He gave her a puzzled look. “That’s what I had in mind. Unless you think I ought to dump them outside? I wasn’t going to, because if we decide tomorrow that we’d like to dissect them, by that time the rain could have ruined the bodies completely. They’re falling to bits as it is.”
He sounded unbelievably cold and casual. Darya had to remind herself that there was another side to the man. In crises, he seemed able to suppress every trace of emotion. All was calm logic. Maybe that’s why he was such a good troubleshooter.
If you wanted empathy and feeling for others, you would take Julian Graves. If encyclopedic knowledge was the requirement, without much judgment to go with it, then E.C. Tally was the person of choice. If you needed someone who through long experience had a sense of Builder constructs and how they might and might not act, maybe you would turn to Darya herself. But if you were in such deep trouble that you thought you would never emerge alive, then you turned to Hans Rebka—and you hoped that sentiment and finer feelings would not interfere with the need for the split-second decisions and hard actions that survival demanded.
Ben was already in the passenger seat, his body turned a little to give him as much comfort as he could find. He needed real medical treatment, but he would not get it here. Hans was in the back. He was moving things around there, and Darya did not choose to turn her head and find out what they were.
She stared straight ahead, out through the car’s forward window. The sun was lower yet, dipping toward the horizon with what seemed like infinite slowness. The day on Marglot was very long, and they had to be prepared to endure an equally long night.
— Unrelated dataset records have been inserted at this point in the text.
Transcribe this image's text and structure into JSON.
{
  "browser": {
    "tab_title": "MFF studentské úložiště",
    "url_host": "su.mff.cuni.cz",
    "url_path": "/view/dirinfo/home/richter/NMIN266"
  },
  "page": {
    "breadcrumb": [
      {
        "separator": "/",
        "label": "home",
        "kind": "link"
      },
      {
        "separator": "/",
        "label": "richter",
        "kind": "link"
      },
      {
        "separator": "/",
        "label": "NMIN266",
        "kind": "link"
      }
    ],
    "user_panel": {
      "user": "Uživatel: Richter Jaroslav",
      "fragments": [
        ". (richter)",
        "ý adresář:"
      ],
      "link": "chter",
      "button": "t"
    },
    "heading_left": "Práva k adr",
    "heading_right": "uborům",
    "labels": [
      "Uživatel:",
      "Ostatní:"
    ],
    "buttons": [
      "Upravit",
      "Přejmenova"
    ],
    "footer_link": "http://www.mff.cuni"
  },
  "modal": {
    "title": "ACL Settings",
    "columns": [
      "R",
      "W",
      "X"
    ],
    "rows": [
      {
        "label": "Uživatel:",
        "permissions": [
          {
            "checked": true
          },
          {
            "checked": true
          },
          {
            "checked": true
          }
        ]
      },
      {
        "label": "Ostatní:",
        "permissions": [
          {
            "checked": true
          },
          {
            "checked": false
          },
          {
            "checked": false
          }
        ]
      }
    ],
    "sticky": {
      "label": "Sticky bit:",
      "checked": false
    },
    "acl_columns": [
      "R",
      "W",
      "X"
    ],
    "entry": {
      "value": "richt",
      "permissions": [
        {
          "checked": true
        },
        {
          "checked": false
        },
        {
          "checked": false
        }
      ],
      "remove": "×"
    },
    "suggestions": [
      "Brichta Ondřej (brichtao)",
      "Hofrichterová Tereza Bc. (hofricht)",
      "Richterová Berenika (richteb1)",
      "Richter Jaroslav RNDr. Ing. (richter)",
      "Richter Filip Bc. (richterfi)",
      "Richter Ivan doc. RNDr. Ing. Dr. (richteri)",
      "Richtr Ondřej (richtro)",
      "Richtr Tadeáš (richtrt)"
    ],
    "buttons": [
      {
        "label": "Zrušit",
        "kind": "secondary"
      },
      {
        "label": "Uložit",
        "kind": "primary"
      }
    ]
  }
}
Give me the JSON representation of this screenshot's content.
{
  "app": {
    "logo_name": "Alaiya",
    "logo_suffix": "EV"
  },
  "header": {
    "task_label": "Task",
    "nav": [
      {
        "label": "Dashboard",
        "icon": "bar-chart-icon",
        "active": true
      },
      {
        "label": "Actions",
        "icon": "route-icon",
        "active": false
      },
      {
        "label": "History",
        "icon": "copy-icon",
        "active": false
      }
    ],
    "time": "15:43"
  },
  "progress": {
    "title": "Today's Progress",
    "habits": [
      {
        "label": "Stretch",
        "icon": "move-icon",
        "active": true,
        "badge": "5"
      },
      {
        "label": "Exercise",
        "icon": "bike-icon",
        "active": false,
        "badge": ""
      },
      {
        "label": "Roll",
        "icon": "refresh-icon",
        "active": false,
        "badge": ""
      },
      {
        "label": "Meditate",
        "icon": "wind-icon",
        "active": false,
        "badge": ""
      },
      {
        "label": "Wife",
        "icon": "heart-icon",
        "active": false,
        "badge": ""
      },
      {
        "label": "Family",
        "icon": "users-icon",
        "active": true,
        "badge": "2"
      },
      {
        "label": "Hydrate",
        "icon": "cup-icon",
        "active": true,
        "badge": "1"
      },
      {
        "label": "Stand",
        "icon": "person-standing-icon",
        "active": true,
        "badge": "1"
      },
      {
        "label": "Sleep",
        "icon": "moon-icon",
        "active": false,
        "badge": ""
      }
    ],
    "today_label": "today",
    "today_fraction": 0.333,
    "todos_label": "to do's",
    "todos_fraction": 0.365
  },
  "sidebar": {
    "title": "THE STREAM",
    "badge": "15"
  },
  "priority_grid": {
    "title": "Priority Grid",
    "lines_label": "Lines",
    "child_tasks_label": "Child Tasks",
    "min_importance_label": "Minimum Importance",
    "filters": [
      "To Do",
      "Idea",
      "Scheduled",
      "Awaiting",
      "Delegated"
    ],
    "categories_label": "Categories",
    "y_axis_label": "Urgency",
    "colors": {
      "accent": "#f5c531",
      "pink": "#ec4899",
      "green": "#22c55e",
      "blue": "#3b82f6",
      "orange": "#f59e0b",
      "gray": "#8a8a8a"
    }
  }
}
The rain fell steadily, soaking into the springy vegetation and the tall conical growths that hid the small mummified animals. The hillside was as bleak a prospect as Darya had ever seen. Tonight they would rest as best they could, but tomorrow they must begin to ask and answer a different question: Was it possible for humans to survive on Marglot, as the food supplies of their suits ran out?
Darya’s brain felt turned off. She was not thinking about anything at all as she stared at the hillside ahead. She saw nothing and was expecting to see nothing, when her trance was broken by a change in the light outside. A vertical shaft of illumination was forming, as though a second sun shone through a rift in the clouds to produce a bright column of light. The shaft was about four meters across, and it struck the ground where Darya, Hans, and Ben had been expelled from it.
“Hans!”
“What?” Incredibly, his voice sounded as though she had wakened him from sleep.
“Look outside. In front of the car. Something’s happening.”
“Huh?” But he was sitting up, leaning over Darya’s shoulder. “That wasn’t there ten minutes ago.”
“No. I saw it forming. What is it, Hans?”
“I don’t know. But it’s changing.”
The column of light no longer ran from heaven to earth. Its upper end was fading, even as the lower part lifted, solidified, and took on a definite shape. It formed a glowing oval whose lower end hung three meters or so above the soaked earth. As they watched it changed further, into a perfect sphere that slowly drifted downward.
It was three meters above the wet vegetation—two meters, one meter, and still descending. As the lowest point made contact with the wet plants, the sphere emitted a flash of light so bright that the photosensitive faceplates of the suits instantly darkened to protect their eyes.
When they could see again the bright sphere had disappeared. But it had not vanished without leaving a trace. Where the sphere had touched down, something remained. Three somethings. Three suited human figures. Three people, back to back, sitting down on the wet hillside with legs outstretched in front of them.
As Darya watched in disbelief, one figure climbed slowly to its feet. It was facing away from the car, so she could not see into the faceplate of the suit. The person within would not at once see her.
A voice said, “Well, I suppose you’d have to say that this is an improvement. When you have been nowhere at all, and sitting under a force of two and a half gees while you were nowhere, almost anywhere else qualifies as better. But as to why we were brought here . . . ”
The words tailed off, but Darya did not need to hear more. Only one person in the Sagittarius Arm possessed that deep, hollow voice. The man standing with his back to the car was Julian Graves.
And with him, scrambling to their feet with expressions on their faces that suggested they were as surprised as Darya, were two others whom Darya recognized. There was no question that they were Torran Veck and Teri Dahl.
Which left only the biggest question of all. It was the one asked by Julian Graves of himself and his companions, but it applied equally well to Darya, Hans, and Ben: Why had they been brought here?